Many students recommend going in new directions to evade the tall downtown Boston buildings and see more of the city’s natural beauty.

“College in Boston is definitely an experience like no other. Unlike New York City, Boston moves a little slower without losing that city-life feel,” Celaru said. “Take Boston in your own hands and capture its beauty. Go to a Sox’s game, go to a movie in the Commons, or just go on the T, jump off at a random stop and explore. Some of the best memories I’ve had in Boston were spontaneous and random.”

“I recommend getting yourself off campus,” Effune said. “Boston is such a vibrant city with so much to offer. You can go for a walk on Newbury St., take in the sights for free at the MFA, or go for a walk in the Boston Commons or on the Esplanade.”



As easy as it is to stay in the BU “bubble,” students often take advantage of the plethora of colleges in Boston.

“The best part about Boston has to be the colleges,” McDonald said. “It’s surprising how many colleges there are in the immediate area.”

“You go to the Commons and there’s Suffolk and Emerson … down toward Commonwealth Avenue, there is Boston College and then of course Harvard, Massachusetts Institute of Technology and many more. Not only are there tons of choices where to go to school in Boston, but it really makes Boston a fun, college city.”

Many colleges grant students from other universities access to their libraries.

“My favorite part of Boston is that it is such a college city,” Celaru said. “It is inhabited mainly by college-aged people, so making new friends, even at different colleges is always very easy. Just be careful. If you visit BC and they figure out that you’re a Terrier, you will be judged until the second you leave, but there’s nothing wrong with a little healthy college rivalry.”

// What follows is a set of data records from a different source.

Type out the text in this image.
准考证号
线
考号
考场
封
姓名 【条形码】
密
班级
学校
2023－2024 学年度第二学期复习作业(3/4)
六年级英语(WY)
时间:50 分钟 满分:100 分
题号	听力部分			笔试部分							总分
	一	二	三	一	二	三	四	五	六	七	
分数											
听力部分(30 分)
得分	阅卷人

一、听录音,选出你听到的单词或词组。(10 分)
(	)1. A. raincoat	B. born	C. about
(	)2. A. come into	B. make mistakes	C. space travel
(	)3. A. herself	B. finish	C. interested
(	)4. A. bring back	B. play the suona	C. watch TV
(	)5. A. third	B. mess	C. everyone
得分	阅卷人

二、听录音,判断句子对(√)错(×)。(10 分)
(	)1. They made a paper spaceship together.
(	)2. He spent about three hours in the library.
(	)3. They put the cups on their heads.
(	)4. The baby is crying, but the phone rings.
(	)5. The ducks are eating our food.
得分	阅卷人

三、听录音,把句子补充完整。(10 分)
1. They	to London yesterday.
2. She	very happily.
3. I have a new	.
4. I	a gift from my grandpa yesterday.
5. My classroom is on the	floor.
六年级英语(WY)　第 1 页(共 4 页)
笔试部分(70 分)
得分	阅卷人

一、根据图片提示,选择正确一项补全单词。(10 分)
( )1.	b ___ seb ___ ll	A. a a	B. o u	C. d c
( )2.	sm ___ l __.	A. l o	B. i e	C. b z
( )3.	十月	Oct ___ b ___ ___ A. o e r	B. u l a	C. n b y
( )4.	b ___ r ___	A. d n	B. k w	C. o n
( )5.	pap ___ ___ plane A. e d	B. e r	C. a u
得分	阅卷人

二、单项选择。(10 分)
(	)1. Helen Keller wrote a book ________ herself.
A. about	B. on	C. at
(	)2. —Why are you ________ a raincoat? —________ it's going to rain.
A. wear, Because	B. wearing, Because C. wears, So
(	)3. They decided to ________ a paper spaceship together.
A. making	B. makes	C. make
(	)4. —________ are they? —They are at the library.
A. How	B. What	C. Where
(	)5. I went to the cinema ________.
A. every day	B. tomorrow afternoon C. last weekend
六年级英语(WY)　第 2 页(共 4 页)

Despite the college rivalry, a number of students in Boston will agree on rooting for the Red Sox and the Bruins.

“As for college hopping, the 40-plus schools in the area are part of the reason I chose to attend BU,” said College of Arts and Science freshman Jake Saitman in an email interview. “It’s such a diverse college city, and I can’t wait to meet people from other schools as well as mine. I have quite a few friends from home coming up to school in Boston as well, and I plan on seeing them a few times.”

Other colleges that are slightly beyond of Boston but can be easily visited are Harvard University, Tufts University and Brandeis University.